Silencios e indiferencias
Pese a todo lo antedicho, durante muchos años fuerzas políticas latinoamericanas de izquierda o progresistas respaldaron al orteguismo, trataron de justificar sus actos o callaron. Todavía hay una inercia en esa dirección, quizá vinculada con una visión del mundo similar a la de quienes creen que Vladimir Putin representa algún tipo de continuidad valiosa con el comunismo soviético.
Ni siquiera ha cabido la excusa de identificarse con quienes están en conflicto con el gobierno de Donald Trump o son atacados por este. Hasta ahora, desde la Casa Blanca solo ha habido retórica ocasional contra el régimen de Nicaragua, que no controla enormes recursos naturales como los de Venezuela y que, a diferencia de Cuba, no es una vieja espina clavada en el orgullo imperial ni ha generado un exilio influyente en Estados Unidos.
El canciller estadounidense, Marco Rubio, escribió ayer que su país y la comunidad internacional “no se quedarán de brazos cruzados mientras la dictadura de Murillo y Ortega intensifica la represión interna y genera una inestabilidad que amenaza [¿?] la seguridad nacional de Estados Unidos”, pero esto pudo ser apenas una respuesta de contestador automático. Tan cerca de las elecciones parciales de noviembre, y sin haber logrado salir del trágico enredo iraní, Rubio puede mantener su interés personal en la cuestión cubana, pero cabe suponer que él y Trump le asignan una prioridad muy baja a la apertura de un nuevo frente en Nicaragua.
De todos modos, hay una relación indirecta que merece atención entre la penosa situación nicaragüense y los objetivos ideológicos del gobierno de Trump.
Violencias
Hace una semana, Rubio convocó a una reunión en Washington y habló ante representantes de 66 países, entre ellos Uruguay, del presunto resurgimiento del “terrorismo de extrema izquierda” en el mundo. Es muy probable que la intención haya sido, en este período preelectoral, reforzar la demonización de las protestas en Estados Unidos, pero esa narrativa se apoya en premisas de alcance mucho más amplio.
Lo que resurge sin duda es la violencia imperialista estadounidense, cuya imposición socava las bases del derecho internacional.
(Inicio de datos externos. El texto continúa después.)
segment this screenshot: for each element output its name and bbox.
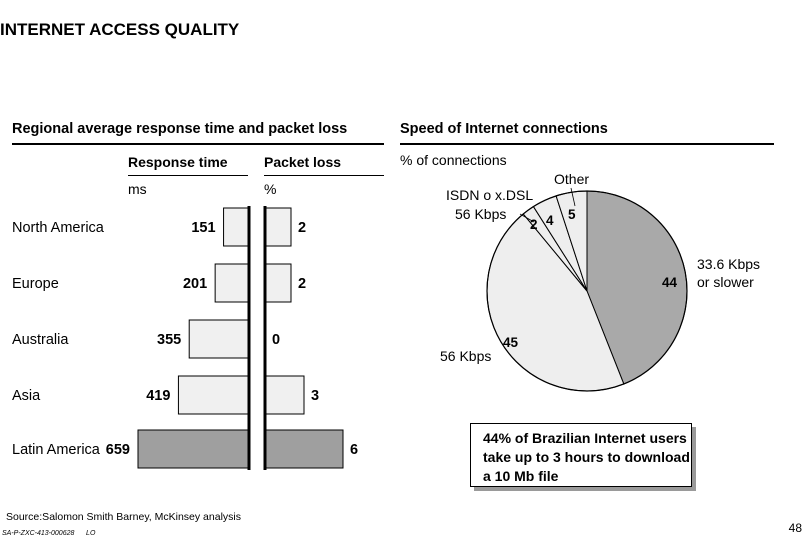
pie-label-slow-line1: 33.6 Kbps bbox=[697, 256, 760, 272]
region-label-australia: Australia bbox=[12, 332, 69, 348]
packet-loss-value-australia: 0 bbox=[272, 332, 280, 348]
pie-value-isdn: 2 bbox=[530, 217, 538, 232]
packet-loss-header: Packet loss bbox=[264, 154, 342, 170]
pie-label-56kbps: 56 Kbps bbox=[440, 348, 491, 364]
packet-loss-unit: % bbox=[264, 181, 277, 197]
page-number: 48 bbox=[788, 521, 802, 535]
packet-loss-rule bbox=[264, 175, 384, 176]
packet-loss-bar-europe bbox=[264, 263, 292, 303]
response-time-unit: ms bbox=[128, 181, 147, 197]
response-time-bar-north-america bbox=[223, 207, 250, 247]
connections-unit: % of connections bbox=[400, 152, 507, 168]
pie-value-56kbps: 45 bbox=[503, 335, 519, 350]
page-title: INTERNET ACCESS QUALITY bbox=[0, 20, 240, 39]
region-label-north-america: North America bbox=[12, 220, 105, 236]
pie-label-isdn-line2: 56 Kbps bbox=[455, 206, 506, 222]
packet-loss-value-north-america: 2 bbox=[298, 220, 306, 236]
region-label-europe: Europe bbox=[12, 276, 59, 292]
footer-tag: LO bbox=[86, 530, 96, 537]
right-heading-rule bbox=[400, 143, 774, 145]
pie-label-slow-line2: or slower bbox=[697, 274, 754, 290]
pie-label-other: Other bbox=[554, 171, 589, 187]
response-time-rule bbox=[128, 175, 248, 176]
response-time-value-north-america: 151 bbox=[191, 220, 215, 236]
pie-outline bbox=[486, 190, 688, 392]
packet-loss-bar-north-america bbox=[264, 207, 292, 247]
right-section-heading: Speed of Internet connections bbox=[400, 121, 608, 137]
footer-code-text: SA-P-ZXC-413-000628 bbox=[2, 530, 75, 537]
response-time-value-asia: 419 bbox=[146, 388, 170, 404]
pie-value-other: 5 bbox=[568, 207, 576, 222]
response-time-bar-latin-america bbox=[137, 429, 250, 469]
left-heading-rule bbox=[12, 143, 384, 145]
response-time-value-europe: 201 bbox=[183, 276, 207, 292]
packet-loss-bar-latin-america bbox=[264, 429, 344, 469]
pie-label-isdn-line1: ISDN o x.DSL bbox=[446, 187, 533, 203]
region-label-latin-america: Latin America bbox=[12, 442, 101, 458]
response-time-bar-asia bbox=[177, 375, 250, 415]
source-note: Source:Salomon Smith Barney, McKinsey an… bbox=[6, 511, 241, 523]
footer-code: SA-P-ZXC-413-000628 LO bbox=[2, 530, 95, 537]
response-time-header: Response time bbox=[128, 154, 228, 170]
response-time-bar-australia bbox=[188, 319, 250, 359]
pie-value-small: 4 bbox=[546, 213, 554, 228]
pie-leader-isdn bbox=[519, 213, 535, 223]
response-time-value-latin-america: 659 bbox=[106, 442, 130, 458]
response-time-value-australia: 355 bbox=[157, 332, 181, 348]
pie-value-slow: 44 bbox=[662, 275, 678, 290]
pie-leader-other bbox=[570, 187, 576, 207]
packet-loss-bar-asia bbox=[264, 375, 305, 415]
response-time-bar-europe bbox=[214, 263, 250, 303]
packet-loss-value-asia: 3 bbox=[311, 388, 319, 404]
packet-loss-value-europe: 2 bbox=[298, 276, 306, 292]
packet-loss-value-latin-america: 6 bbox=[350, 442, 358, 458]
callout-box: 44% of Brazilian Internet users take up … bbox=[470, 423, 692, 487]
region-label-asia: Asia bbox=[12, 388, 41, 404]
left-section-heading: Regional average response time and packe… bbox=[12, 121, 348, 137]
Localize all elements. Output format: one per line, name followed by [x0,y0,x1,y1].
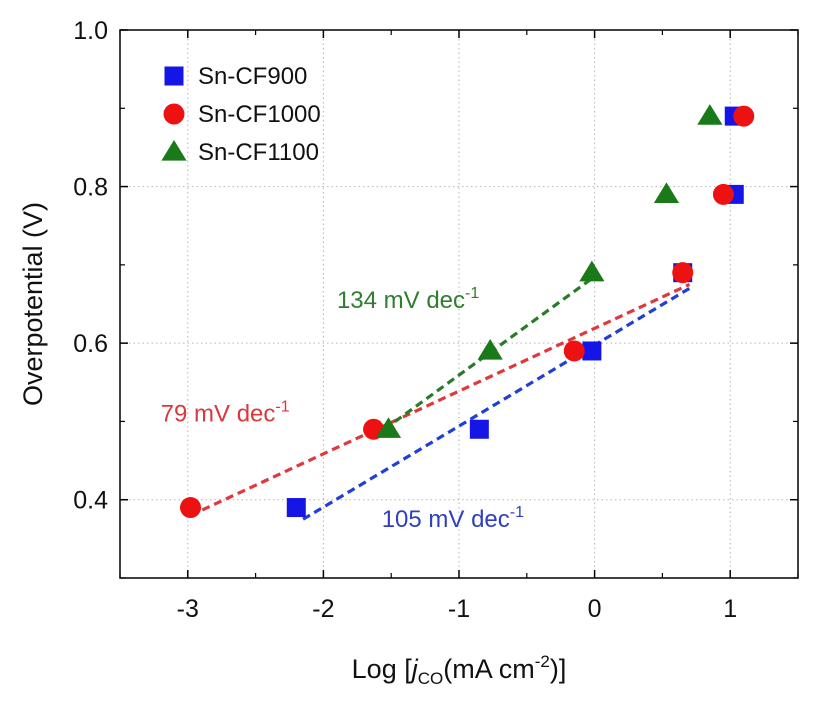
legend-label-sn-cf900: Sn-CF900 [198,63,307,90]
fit-line-layer [189,275,691,521]
slope-annotation-0: 134 mV dec-1 [337,285,479,314]
y-tick-label-2: 0.8 [73,174,108,202]
slope-annotation-text-2: 105 mV dec [382,506,510,533]
x-title-prefix: Log [ [352,654,413,684]
fit-line-0 [302,286,691,521]
data-point-sn-cf900-0 [286,498,306,518]
slope-annotation-sup-2: -1 [510,504,524,521]
legend-label-sn-cf1000: Sn-CF1000 [198,101,321,128]
data-point-sn-cf900-2 [582,341,602,361]
data-point-sn-cf1000-2 [563,340,585,362]
x-title-italic: j [408,654,419,684]
x-title-subscript: CO [418,669,444,688]
slope-annotation-sup-1: -1 [275,398,289,415]
data-point-sn-cf1000-5 [733,105,755,127]
slope-annotation-sup-0: -1 [465,285,479,302]
data-point-sn-cf1100-1 [477,338,503,360]
legend: Sn-CF900 Sn-CF1000 Sn-CF1100 [161,63,321,166]
y-axis-title: Overpotential (V) [18,202,48,406]
data-point-sn-cf1000-0 [180,497,202,519]
x-tick-label-1: -2 [312,595,334,623]
data-point-sn-cf1100-4 [697,104,723,125]
slope-annotation-2: 105 mV dec-1 [382,504,524,533]
legend-label-sn-cf1100: Sn-CF1100 [198,139,319,166]
x-tick-label-0: -3 [177,595,199,623]
legend-marker-sn-cf1000 [163,103,185,125]
y-tick-label-3: 1.0 [73,17,108,45]
data-point-sn-cf1000-4 [712,183,734,205]
slope-annotation-1: 79 mV dec-1 [161,398,290,427]
data-point-sn-cf1100-3 [653,182,680,204]
y-tick-label-0: 0.4 [73,487,108,515]
data-point-layer [180,104,755,519]
x-tick-label-4: 1 [723,595,737,623]
fit-line-1 [189,282,691,517]
data-point-sn-cf1100-2 [579,260,605,282]
data-point-sn-cf900-1 [469,419,489,439]
x-tick-label-3: 0 [588,595,602,623]
x-axis-title: Log [jCO(mA cm-2)] [352,652,567,688]
x-title-middle: (mA cm [443,654,535,684]
x-tick-label-2: -1 [448,595,470,623]
legend-marker-sn-cf1100 [161,140,187,161]
slope-annotation-text-1: 79 mV dec [161,400,276,427]
data-point-sn-cf1100-0 [375,417,402,438]
fit-line-2 [383,275,596,431]
x-title-suffix: )] [550,654,567,684]
y-tick-label-1: 0.6 [73,330,108,358]
x-title-superscript: -2 [535,652,550,671]
slope-annotation-text-0: 134 mV dec [337,287,465,314]
data-point-sn-cf1000-3 [672,262,694,284]
axis-tick-layer: -3 -2 -1 0 1 0.4 0.6 0.8 1.0 [73,17,799,623]
legend-marker-sn-cf900 [164,66,184,86]
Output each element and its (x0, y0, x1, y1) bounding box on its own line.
Este impulso regresivo recrea una situación mundial que se asemeja, en forma muy peligrosa, a la que produjo y sostuvo dictaduras derechistas vasallas de Washington en América Latina y otras regiones. Una de las consecuencias posibles es, obviamente, que una parte de la resistencia a regímenes autoritarios considere inviable la vía democrática y apele a lo que el preámbulo de la Declaración Universal de los Derechos Humanos definió, en 1948, como el “supremo recurso de la rebelión contra la tiranía y la opresión”.
En ese marco, la degradación de un proceso revolucionario legítimo como el nicaragüense de 1979, hasta convertirlo en un esperpento repudiable, es funcional a los intereses de quienes se esfuerzan por instalar un orden mundial a su medida, en el que la única violencia política posible sea la de la ultraderecha.